Bunu işiten Akbalta şöyle dedi:

“Oğul olsa er olsun! Er olmasa yok olsun! Olan oldu. Öleni hayata döndüremezsin, Cakıp. Pekin denen beş aylık yol. Çinliler gelinceye kadar bir çaresini görürüz. Öfkelenme, Cakıp’ım, ganimeti yoksul halka paylaştır.” İhtiyar Akbalta cesaret verdikten sonra, Manas babasına ilk defa karşı geldi.

“Yazıklar olsun babacığım, aklınız nerede kaldı! Seni ecelden servet kurtarmaz. Servetin kurusun senin. Üzülme. Boşuna korkma! Korktuğun için hor olmuşsun. Esen Han sıkıştırırsa beni tutup ver. Çinli ile Kalmuk’tan korkup titreyerek yaşamaktansa at üzerinde ölürüm daha iyi.”

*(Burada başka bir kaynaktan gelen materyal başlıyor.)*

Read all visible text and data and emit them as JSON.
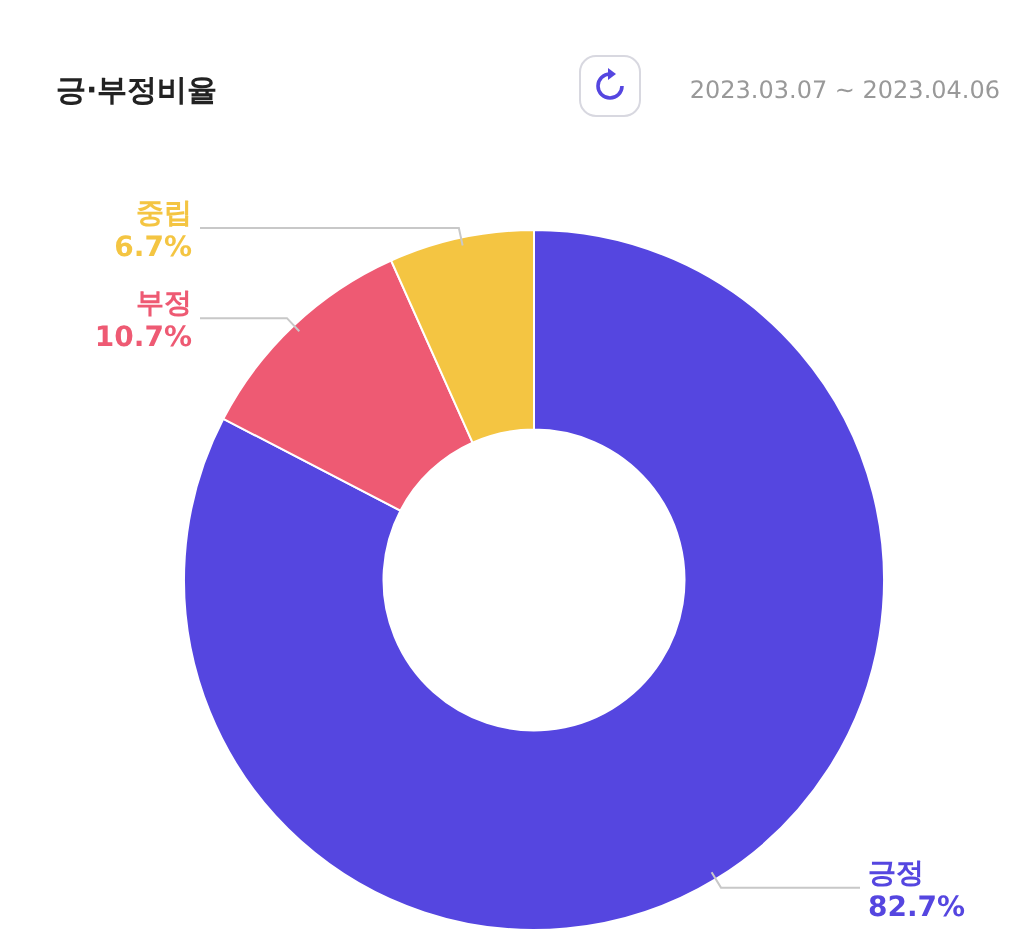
{
  "chart_data": {
    "type": "donut",
    "title": "긍·부정비율",
    "subtitle": "2023.03.07 ~ 2023.04.06",
    "categories": [
      "긍정",
      "부정",
      "중립"
    ],
    "values": [
      82.7,
      10.7,
      6.7
    ],
    "colors": [
      "#5546e0",
      "#ee5a73",
      "#f4c542"
    ],
    "value_labels": [
      "82.7%",
      "10.7%",
      "6.7%"
    ]
  }
}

Manas’ın sözünü işiten Cakıp, kan çekilmiş gibi birdenbire durdu.

“Akbalta ağa, develeri herkese eşit paylaştırıver.” dedi Manas.

Akbalta kırk beş deveyi kırk baba oğullu Kırgız’a, Türklere, yeni akraba olmuş iki yüz doksan haneli Mançu Kalmuğuna eşit olarak paylaştırdı. En sonra kemiği kırılan deve Cakıp’a düştü. Cakıp deveyi kesti, yüklerini çözdü. Gördü ki, içinde zümrüt, mücevher, beyaz inci ve ipek var. Diğer kırk devede çelik kılıç, lamba, buulum kumaşı, ipek, Çin ipeği, patiska vardı. Bunları paylaşan halk evlerine uyumaya gittiler.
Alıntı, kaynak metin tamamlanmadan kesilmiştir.